Despite a childhood spent in sheltered bastions of high society such as Westminster School, Alexander Mosley will have been unable to go far without being reminded of the reputation of his grandfather, Sir Oswald Mosley, the man who brought fascism to these shores in the shape of the British Union of Fascists (BUF) and its thuggish blackshirts.
The Conservative and Labour MP founded the BUF in 1932 and later married Diana Guinness, one of the celebrated Mitford sisters, at the Berlin home of the Nazi propagandist Joseph Goebbels. Among the guests were Adolf Hitler and the couple's intimate association with the Nazis led to them being interned in Britain during the Second World War.
Max Mosley briefly dabbled in politics but rapidly accepted he would be forever tainted by his family's association with extremism. During his breach of privacy action against the News of the World last year, Mr Mosley, 69, said: "All my life, I have had hanging over me my antecedents, my parents."
Tragedy as well as opprobrium arose from the links between the Mosleys and the Nazis. Diana's sister, Unity, a committed anti-Semite, became a member of Hitler's inner circle and attempted suicide by shooting herself in the head when Britain declared war on Germany in 1939.
By the time of the birth of his sons in 1970 and 1972, Max Mosley had thrown himself into his alternative career in motorsport. He rose through the sport's hierarchy and became president of the governing body, the FIA, in 1993, a post he is due to leave in October this year.
Were it not for the global unveiling of his predeliction for S&M sessions with prostitutes, it is likely that Mr Mosley would have been best remembered for turning F1 into a multi-billion pound global industry. A combination of a tabloid sting in a "sex dungeon" and Mr Mosley's dogged pursuit of his accusers at the News of the World through the courts means that the Oxford-educated lawyer will also be defined by the painfully personal nature of the revelations about his sex life.
In such a context, it is perhaps unsurprising that his elder son had chosen to lead a quieter existence.
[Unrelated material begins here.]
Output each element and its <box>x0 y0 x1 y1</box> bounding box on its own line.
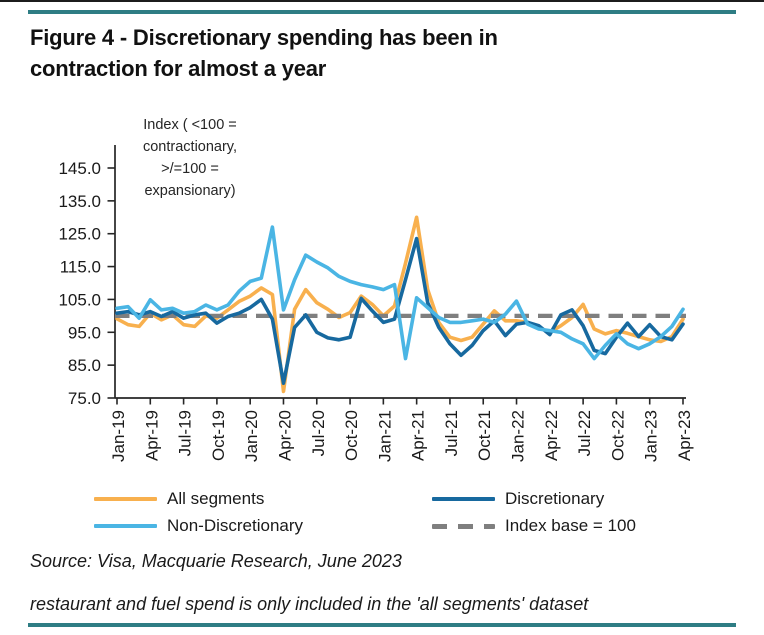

After leaving university, Alexander Mosley began a software company developing products for MP3 players. When the business failed to take off, he entered the restaurant business with a schoolfriend ,Tom Pemberton, formerly the head chef at St John Bread and Wine. A friend of Alexander Mosley said: "He was very clever but never quite knew what he wanted to do. The restaurant was working well but sadly it doesn't seem to have been enough."